Tecida tal crítica à aplicação subsidiária do Lei Adjetiva Processual Civil, observa-se a extrema cautela em sua aplicação, para não ferir o rito especial abarcado por lei própria.

Dentro desse raciocínio, conclui-se que a Lei nº 9.099/95 permite a incidência das novas regras processuais na dinâmica dos juizados especiais cíveis.

Porquanto ainda que haja lacuna ou omissão na lei especializada, deve-se interpretar a norma à luz dos princípios reitores do sistema dos Juizados Especiais Cíveis, sem tergiversar seu conteúdo, não tendo incidência as normas gerais do CPC, quando atentar contra os seus princípios basilares.

Sempre há que primar pela celeridade ao processo, sem que se crie com o uso de normas gerais maiores entraves ao regular andamento processual, perdendo a finalidade do rito sumaríssimo.

O Enunciado 161 do FONAJE[52] diz que, considerando o princípio da especialidade, o CPC/15 somente terá aplicação ao Juizado Especial nos casos de expressa e específica remissão ou na hipótese de compatibilidade com os critérios previstos no art. 2º, Lei n º 9.099/95, quais sejam os princípios gerais do Juizado Especial.

 

Assim, pela leitura do mencionado enunciado, é possível verificar que, durante o encontro, foi definido o entendimento de que há uma incompatibilidade normativa entre o novo CPC e a sistemática já estabelecida dos Juizados Especiais, sendo possível a aplicação apenas dos dispositivos que atendem os critérios previstos no art. 2º da Lei 9.099/95. (...) Todavia, existiam vários institutos processuais do Código Buzaidiano que eram aplicados nos juizados, a exemplo da concessão de tutelas antecipadas, que não há previsão nos juizados, e mesmo assim corriqueiramente eram de há muito utilizados nesse universo processual, e certamente continuaram a ser aproveitadas com as regras do novo CPC, referente às tutelas provisórias (CPC/2015, art. 294, e seguintes). Desse modo, apesar do enunciado acima mencionado demonstrar uma desejada autonomia do microssistema dos juizados especiais, o entendimento doutrinário, conforme será demonstrado no presente trabalho, tem sido no sentido de que, sempre que possível for, mister se faz a existência de um diálogo instrumental entre tal microssistema e o novo CPC, através de normas que repercutam naquele de forma subsidiária, e que estejam em conformidade com a sistemática dos Juizados. De tal forma, ante as considerações acima realizadas, no estudo das aplicações do recente Código de Processo Civil ao microssistema dos Juizados Especiais, é possível então estabelecer uma divisão bem nítida entre as normas de aplicação expressa e as normas de aplicação subsidiária.[53]

 

Nesse mesmo sentido é o Enunciado 151 FONAJEF[54], que diz que o CPC/15 só é aplicável nos juizados especiais federais se houver compatibilidade.

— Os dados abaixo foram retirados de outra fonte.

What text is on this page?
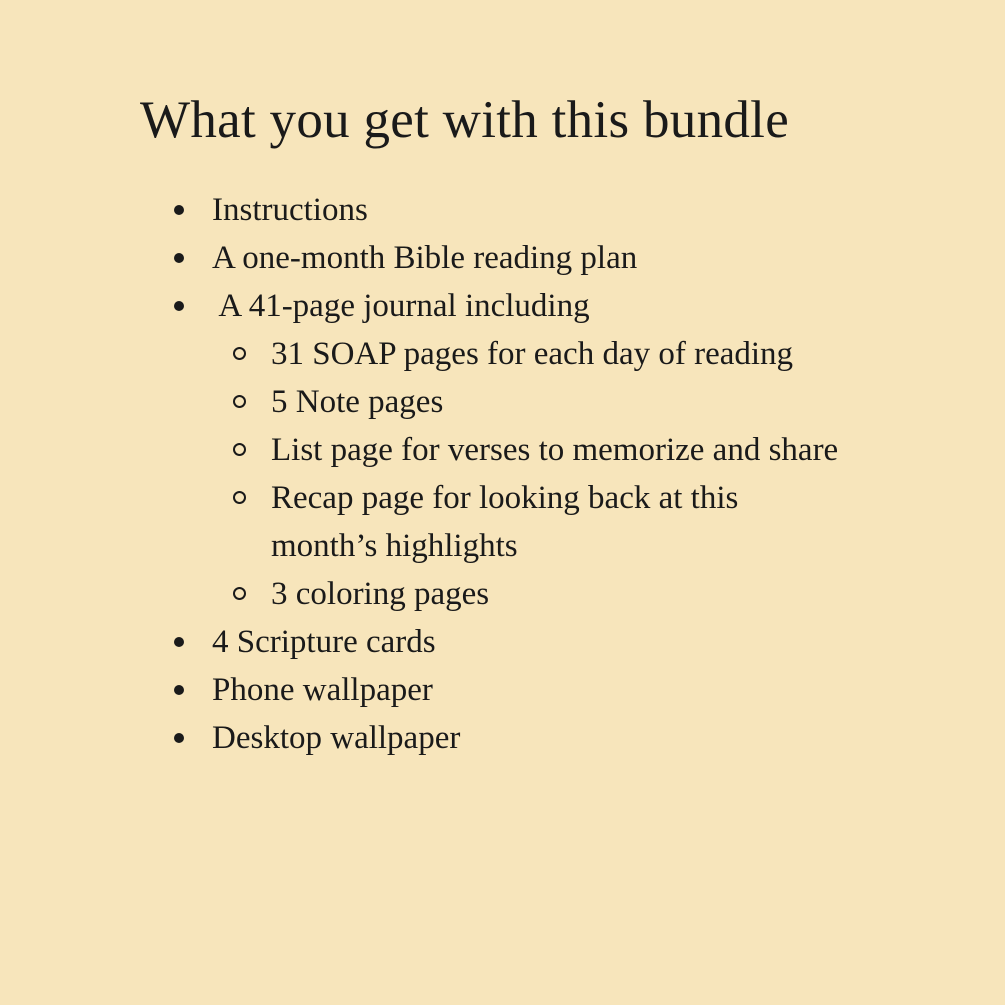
What you get with this bundle
Instructions
A one-month Bible reading plan
A 41-page journal including
31 SOAP pages for each day of reading
5 Note pages
List page for verses to memorize and share
Recap page for looking back at this month’s highlights
3 coloring pages
4 Scripture cards
Phone wallpaper
Desktop wallpaper
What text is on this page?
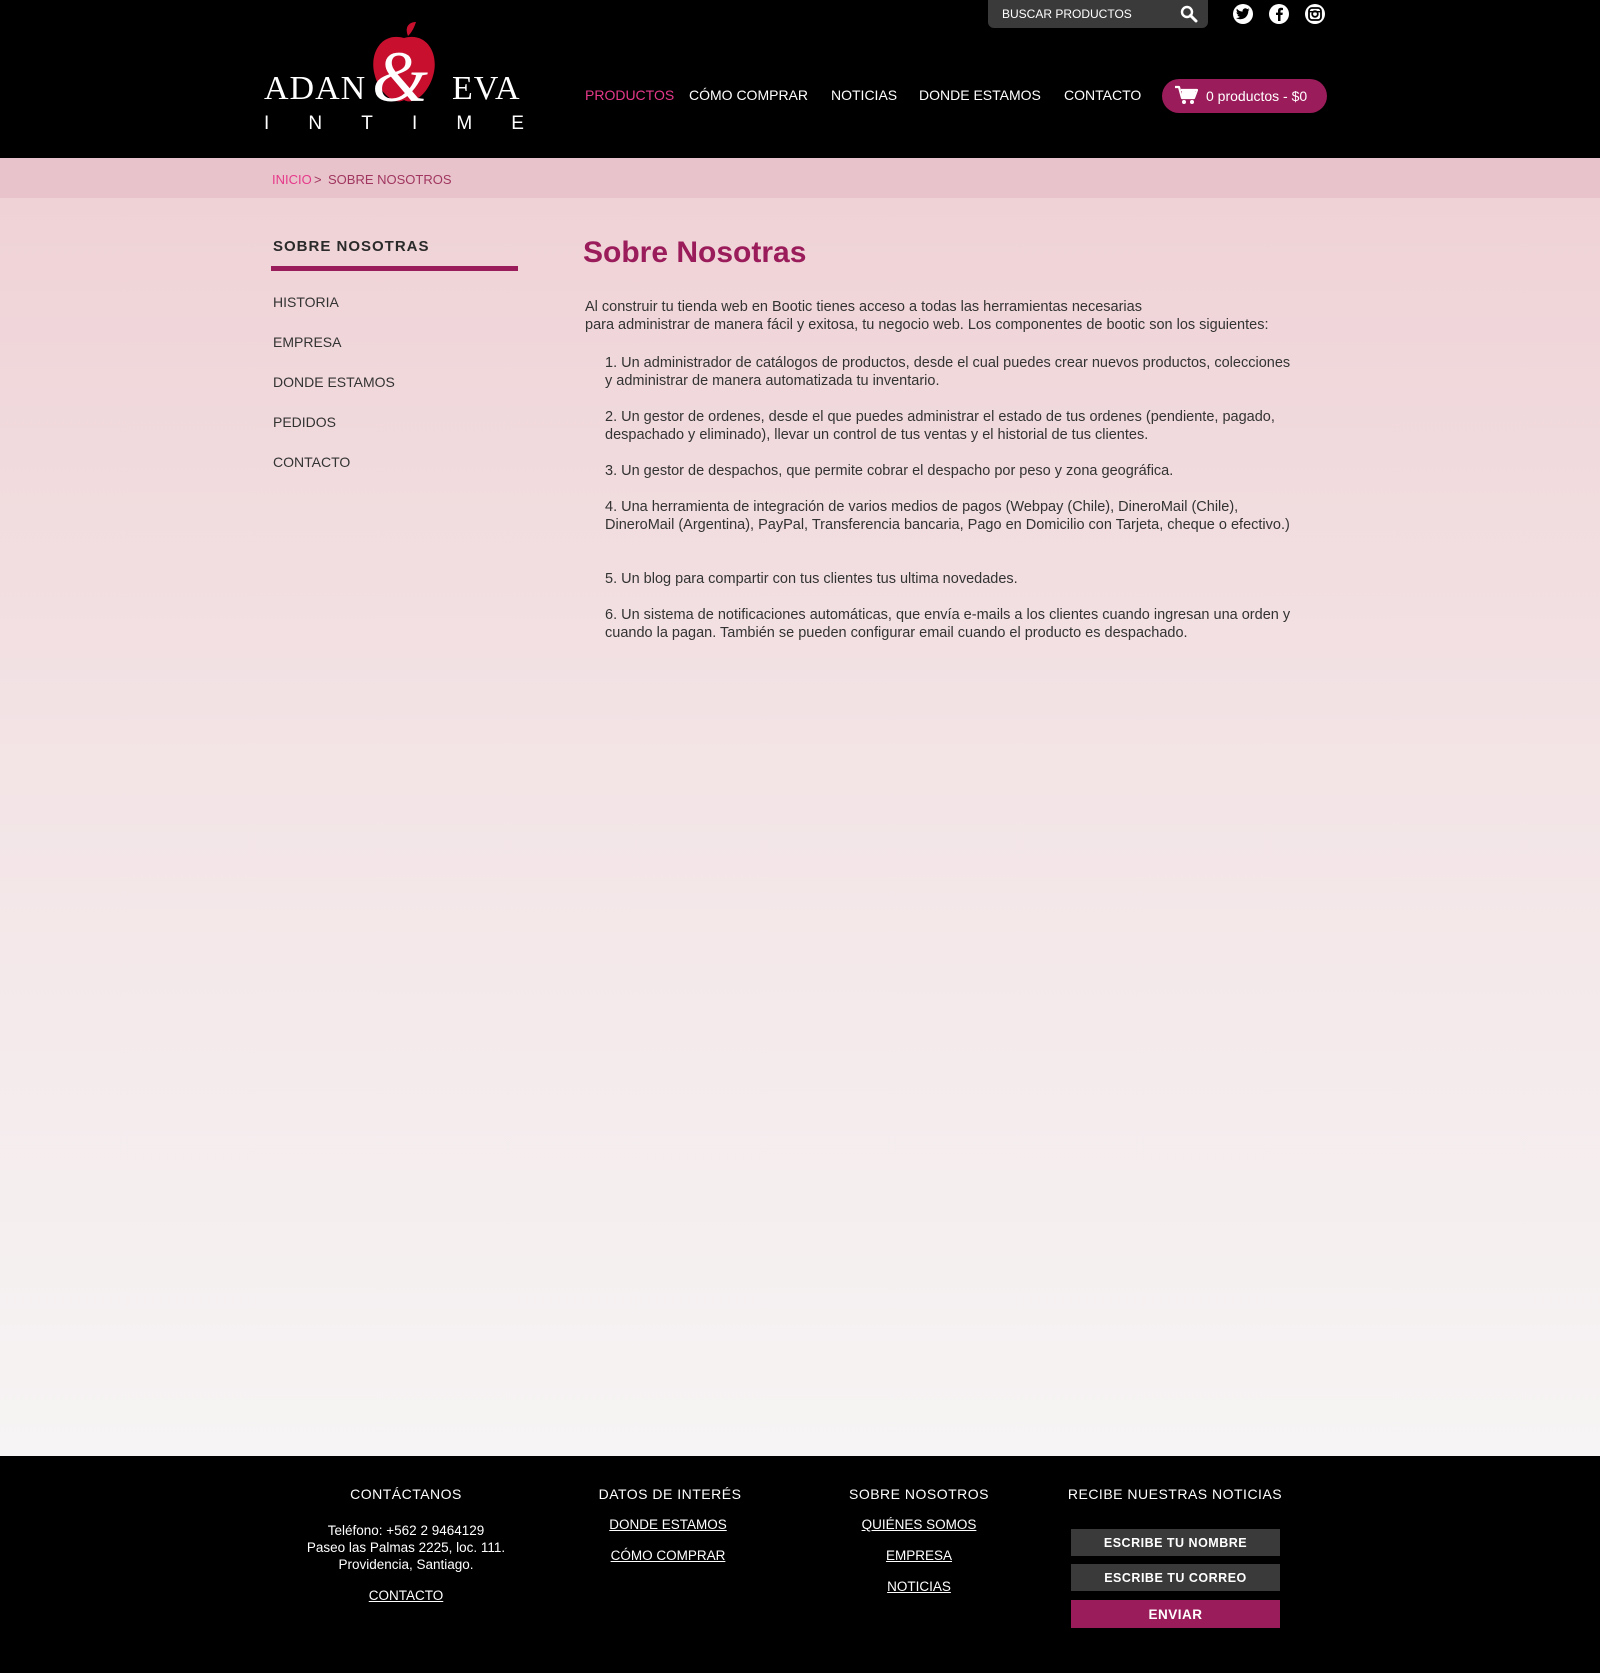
BUSCAR PRODUCTOS
ADAN & EVA
I N T I M E
PRODUCTOS CÓMO COMPRAR NOTICIAS DONDE ESTAMOS CONTACTO	0 productos - $0
INICIO > SOBRE NOSOTROS
SOBRE NOSOTRAS
HISTORIA
EMPRESA
DONDE ESTAMOS
PEDIDOS
CONTACTO
Sobre Nosotras
Al construir tu tienda web en Bootic tienes acceso a todas las herramientas necesarias
para administrar de manera fácil y exitosa, tu negocio web. Los componentes de bootic son los siguientes:

1. Un administrador de catálogos de productos, desde el cual puedes crear nuevos productos, colecciones y administrar de manera automatizada tu inventario.

2. Un gestor de ordenes, desde el que puedes administrar el estado de tus ordenes (pendiente, pagado, despachado y eliminado), llevar un control de tus ventas y el historial de tus clientes.

3. Un gestor de despachos, que permite cobrar el despacho por peso y zona geográfica.

4. Una herramienta de integración de varios medios de pagos (Webpay (Chile), DineroMail (Chile), DineroMail (Argentina), PayPal, Transferencia bancaria, Pago en Domicilio con Tarjeta, cheque o efectivo.)

5. Un blog para compartir con tus clientes tus ultima novedades.

6. Un sistema de notificaciones automáticas, que envía e-mails a los clientes cuando ingresan una orden y cuando la pagan. También se pueden configurar email cuando el producto es despachado.

CONTÁCTANOS
Teléfono: +562 2 9464129
Paseo las Palmas 2225, loc. 111.
Providencia, Santiago.
CONTACTO
DATOS DE INTERÉS
DONDE ESTAMOS
CÓMO COMPRAR
SOBRE NOSOTROS
QUIÉNES SOMOS
EMPRESA
NOTICIAS
RECIBE NUESTRAS NOTICIAS
ESCRIBE TU NOMBRE
ESCRIBE TU CORREO
ENVIAR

É possível afirmar que a Lei nº 9.099/1995 não trouxe em seu texto, por exemplo, qualquer disposição sobre alguns recursos e sobre o critério de fluência e contagem de prazos.

Entretanto, tal defectibilidade da lei especial resolve-se com a aplicação da lei geral, no caso, o Código de Processo Civil de 2015, que se harmonizam segundo os preceitos da Lei de Introdução às Normas do Direito Brasileiro (LINDB, Decreto-lei 4.657/1942).

O fato de o artigo 2º da Lei nº 9.099/1995 estabelecer diretivas principiológicas fundamentais do processo perante o Juizado Especial Cível, as quais privilegiam os ditames da oralidade, simplicidade, informalidade, economia processual e celeridade, não chega a ponto de prescindir a observância de certos regramentos responsáveis pela certeza do direito e segurança jurídica, como alguns trazidos pelo Código de Processo Civil.

Sustentar a incompatibilidade de diálogo entre essas fontes de direito seria o mesmo que “submergir o jurisdicionado nas trevas da ausência de norma sobre diversas questões, sujeitando-o às subjetividades solipsistas e discricionárias do juiz, eliminando toda certeza e segurança jurídica do direito e do processo perante o Juizado Especial Cível”, segundo Niemeyer.[55]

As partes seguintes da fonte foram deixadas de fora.